L'Explication Prémisse
Le nantissement, c’est lorsque vous affectez un droit (un bien « immatériel » qui n’est pas un objet physique) comme garantie d’une dette : par exemple des factures à recevoir, des parts sociales ou un brevet. Ce droit peut exister maintenant ou être attendu dans le futur. Le nantissement peut résulter d’un accord entre les parties (conventionnel) ou être ordonné/inscrit dans le cadre d’une procédure judiciaire (judiciaire).
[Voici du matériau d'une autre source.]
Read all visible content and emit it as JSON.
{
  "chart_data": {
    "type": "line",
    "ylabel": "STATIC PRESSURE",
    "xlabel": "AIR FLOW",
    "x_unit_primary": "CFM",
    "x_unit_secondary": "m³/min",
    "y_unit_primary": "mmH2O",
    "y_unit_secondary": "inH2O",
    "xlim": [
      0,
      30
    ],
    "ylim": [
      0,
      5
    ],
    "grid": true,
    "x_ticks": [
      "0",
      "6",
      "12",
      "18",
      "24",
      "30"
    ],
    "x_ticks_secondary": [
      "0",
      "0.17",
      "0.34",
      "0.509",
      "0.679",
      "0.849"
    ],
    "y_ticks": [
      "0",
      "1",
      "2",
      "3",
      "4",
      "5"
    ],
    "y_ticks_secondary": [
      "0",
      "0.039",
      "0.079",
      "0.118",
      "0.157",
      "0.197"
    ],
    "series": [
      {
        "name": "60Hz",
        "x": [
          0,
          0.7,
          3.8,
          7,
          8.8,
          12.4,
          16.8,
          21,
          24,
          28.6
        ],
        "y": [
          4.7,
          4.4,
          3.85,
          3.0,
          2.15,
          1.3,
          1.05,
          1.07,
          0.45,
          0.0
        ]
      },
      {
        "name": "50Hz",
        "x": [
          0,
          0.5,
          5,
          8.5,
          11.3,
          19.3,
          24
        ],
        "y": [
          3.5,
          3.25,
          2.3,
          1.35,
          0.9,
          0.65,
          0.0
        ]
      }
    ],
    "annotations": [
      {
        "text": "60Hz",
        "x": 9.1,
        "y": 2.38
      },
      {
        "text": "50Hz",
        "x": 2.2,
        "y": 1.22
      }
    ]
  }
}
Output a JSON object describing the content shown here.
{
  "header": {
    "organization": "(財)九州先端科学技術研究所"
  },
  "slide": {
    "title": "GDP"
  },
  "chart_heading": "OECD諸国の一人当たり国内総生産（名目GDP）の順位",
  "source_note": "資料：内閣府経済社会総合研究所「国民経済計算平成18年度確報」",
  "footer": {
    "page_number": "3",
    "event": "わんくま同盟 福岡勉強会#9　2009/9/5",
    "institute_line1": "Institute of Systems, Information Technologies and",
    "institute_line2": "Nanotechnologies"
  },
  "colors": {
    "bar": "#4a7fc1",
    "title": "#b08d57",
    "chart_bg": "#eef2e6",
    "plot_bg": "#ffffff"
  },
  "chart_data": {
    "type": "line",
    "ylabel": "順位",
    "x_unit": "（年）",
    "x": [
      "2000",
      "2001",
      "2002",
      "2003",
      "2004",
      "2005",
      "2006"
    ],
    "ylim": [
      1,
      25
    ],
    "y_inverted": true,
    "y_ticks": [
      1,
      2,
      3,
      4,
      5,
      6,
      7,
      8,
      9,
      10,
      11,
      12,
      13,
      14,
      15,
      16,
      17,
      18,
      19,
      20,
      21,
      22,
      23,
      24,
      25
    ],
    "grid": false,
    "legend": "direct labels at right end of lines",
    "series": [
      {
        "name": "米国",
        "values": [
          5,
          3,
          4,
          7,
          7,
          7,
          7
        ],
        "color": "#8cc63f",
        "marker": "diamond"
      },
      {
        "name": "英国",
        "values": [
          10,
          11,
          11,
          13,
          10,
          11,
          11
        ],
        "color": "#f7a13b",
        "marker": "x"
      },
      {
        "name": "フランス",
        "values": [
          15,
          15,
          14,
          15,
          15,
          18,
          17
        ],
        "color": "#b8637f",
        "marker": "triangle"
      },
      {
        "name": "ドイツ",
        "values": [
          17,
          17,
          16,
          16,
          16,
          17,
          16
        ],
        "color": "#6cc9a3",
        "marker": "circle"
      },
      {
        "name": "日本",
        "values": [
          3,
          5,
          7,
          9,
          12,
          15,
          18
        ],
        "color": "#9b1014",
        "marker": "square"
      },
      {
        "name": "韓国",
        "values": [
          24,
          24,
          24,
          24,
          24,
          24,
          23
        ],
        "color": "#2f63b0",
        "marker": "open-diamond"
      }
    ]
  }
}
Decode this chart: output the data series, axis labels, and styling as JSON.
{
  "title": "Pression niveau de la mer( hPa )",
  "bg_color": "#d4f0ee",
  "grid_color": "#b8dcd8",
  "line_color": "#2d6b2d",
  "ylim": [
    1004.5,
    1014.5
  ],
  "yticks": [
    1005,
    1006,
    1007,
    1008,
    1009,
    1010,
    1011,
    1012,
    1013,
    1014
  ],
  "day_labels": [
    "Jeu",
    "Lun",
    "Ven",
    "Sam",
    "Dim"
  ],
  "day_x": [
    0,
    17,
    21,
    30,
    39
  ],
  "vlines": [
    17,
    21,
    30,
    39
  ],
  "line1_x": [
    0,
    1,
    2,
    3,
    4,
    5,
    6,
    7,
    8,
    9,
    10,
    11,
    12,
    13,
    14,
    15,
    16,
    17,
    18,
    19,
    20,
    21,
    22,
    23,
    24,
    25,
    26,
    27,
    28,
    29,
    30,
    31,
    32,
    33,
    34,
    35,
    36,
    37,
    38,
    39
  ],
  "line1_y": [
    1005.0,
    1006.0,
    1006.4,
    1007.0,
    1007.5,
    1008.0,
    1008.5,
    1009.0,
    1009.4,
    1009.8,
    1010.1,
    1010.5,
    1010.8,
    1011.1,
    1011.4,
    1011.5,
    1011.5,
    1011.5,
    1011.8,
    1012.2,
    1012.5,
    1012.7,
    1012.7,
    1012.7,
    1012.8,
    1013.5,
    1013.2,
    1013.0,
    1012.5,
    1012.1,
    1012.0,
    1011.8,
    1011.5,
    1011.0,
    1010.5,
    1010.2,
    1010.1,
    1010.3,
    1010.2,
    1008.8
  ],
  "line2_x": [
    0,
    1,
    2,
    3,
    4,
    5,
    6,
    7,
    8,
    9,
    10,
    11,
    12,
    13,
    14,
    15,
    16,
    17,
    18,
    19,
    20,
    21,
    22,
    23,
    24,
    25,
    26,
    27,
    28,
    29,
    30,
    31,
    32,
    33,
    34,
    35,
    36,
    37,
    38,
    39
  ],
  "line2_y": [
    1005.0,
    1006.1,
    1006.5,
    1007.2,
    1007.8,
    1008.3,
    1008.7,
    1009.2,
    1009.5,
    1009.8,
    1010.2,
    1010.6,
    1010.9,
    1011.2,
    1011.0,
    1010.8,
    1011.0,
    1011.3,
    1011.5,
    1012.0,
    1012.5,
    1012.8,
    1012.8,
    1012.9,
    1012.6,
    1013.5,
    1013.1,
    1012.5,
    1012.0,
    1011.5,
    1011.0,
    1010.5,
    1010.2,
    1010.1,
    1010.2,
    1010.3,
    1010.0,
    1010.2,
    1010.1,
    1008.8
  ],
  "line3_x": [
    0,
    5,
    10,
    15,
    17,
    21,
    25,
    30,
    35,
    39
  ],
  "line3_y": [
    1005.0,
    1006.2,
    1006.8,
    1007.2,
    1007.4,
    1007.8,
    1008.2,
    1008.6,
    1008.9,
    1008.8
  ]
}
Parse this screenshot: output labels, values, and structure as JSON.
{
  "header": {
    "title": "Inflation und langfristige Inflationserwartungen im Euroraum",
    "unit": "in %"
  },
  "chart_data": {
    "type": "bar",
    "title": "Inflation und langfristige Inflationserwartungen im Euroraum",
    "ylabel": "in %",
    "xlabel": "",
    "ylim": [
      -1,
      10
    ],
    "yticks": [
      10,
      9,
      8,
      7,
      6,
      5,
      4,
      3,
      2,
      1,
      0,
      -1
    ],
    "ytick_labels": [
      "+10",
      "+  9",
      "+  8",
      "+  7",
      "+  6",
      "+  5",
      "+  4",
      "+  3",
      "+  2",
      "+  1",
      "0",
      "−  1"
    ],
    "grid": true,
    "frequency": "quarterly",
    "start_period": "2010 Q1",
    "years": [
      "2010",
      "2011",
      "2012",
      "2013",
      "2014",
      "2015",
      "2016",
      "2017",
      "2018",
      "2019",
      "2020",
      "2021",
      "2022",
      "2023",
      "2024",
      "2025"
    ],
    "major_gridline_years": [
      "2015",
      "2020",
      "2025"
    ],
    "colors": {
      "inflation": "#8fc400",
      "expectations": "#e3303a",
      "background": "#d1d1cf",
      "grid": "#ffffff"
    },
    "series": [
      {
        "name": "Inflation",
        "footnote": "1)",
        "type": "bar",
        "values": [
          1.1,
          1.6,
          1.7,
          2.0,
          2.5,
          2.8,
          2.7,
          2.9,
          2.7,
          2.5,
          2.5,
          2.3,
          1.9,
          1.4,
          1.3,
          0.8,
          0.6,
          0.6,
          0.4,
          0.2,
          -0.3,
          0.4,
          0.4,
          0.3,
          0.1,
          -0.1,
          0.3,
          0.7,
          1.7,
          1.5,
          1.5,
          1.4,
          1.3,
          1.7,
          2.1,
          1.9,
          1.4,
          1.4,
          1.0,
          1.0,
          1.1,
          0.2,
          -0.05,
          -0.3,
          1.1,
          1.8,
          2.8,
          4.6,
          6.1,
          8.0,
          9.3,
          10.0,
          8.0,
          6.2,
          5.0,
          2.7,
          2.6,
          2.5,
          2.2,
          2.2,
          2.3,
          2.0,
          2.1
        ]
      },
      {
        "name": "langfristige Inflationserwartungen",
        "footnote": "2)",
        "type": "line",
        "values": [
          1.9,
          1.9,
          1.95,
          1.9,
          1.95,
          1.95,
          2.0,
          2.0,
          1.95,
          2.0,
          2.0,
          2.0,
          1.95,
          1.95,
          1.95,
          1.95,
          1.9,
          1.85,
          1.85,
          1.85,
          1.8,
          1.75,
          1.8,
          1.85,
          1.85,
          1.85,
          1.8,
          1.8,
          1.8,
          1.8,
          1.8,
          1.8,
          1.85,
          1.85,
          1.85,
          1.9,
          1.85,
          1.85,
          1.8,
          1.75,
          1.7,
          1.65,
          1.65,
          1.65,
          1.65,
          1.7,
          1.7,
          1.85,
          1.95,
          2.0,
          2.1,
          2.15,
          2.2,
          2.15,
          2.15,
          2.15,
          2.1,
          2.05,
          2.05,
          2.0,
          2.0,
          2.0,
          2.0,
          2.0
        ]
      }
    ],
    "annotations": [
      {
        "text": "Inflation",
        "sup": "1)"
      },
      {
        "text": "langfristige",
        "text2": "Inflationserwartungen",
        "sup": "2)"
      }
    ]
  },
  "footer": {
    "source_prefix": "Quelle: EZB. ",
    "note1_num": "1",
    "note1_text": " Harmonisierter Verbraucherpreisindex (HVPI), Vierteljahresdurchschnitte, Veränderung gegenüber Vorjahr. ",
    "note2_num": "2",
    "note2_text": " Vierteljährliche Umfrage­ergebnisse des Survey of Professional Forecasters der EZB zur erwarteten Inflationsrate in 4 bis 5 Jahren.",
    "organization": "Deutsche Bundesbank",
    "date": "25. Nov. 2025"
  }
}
Le nantissement judiciaire suit les règles des procédures d’exécution ; le nantissement conventionnel qui porte sur des créances obéit, sauf disposition particulière, aux règles du chapitre en question ; pour les autres biens incorporels, on applique, sauf règles spéciales, les règles du gage sur choses corporelles, sauf une exception technique prévue à l’article 2286.
Une PME emprunte auprès d’une banque et remet en garantie les factures qu’elle va émettre à ses clients (créances futures et présentes). Si la PME ne rembourse pas le prêt, la banque peut faire valoir le nantissement pour être payée sur le produit de ces factures : elle collectera les paiements des clients ou cessera le droit de la PME à encaisser ces factures.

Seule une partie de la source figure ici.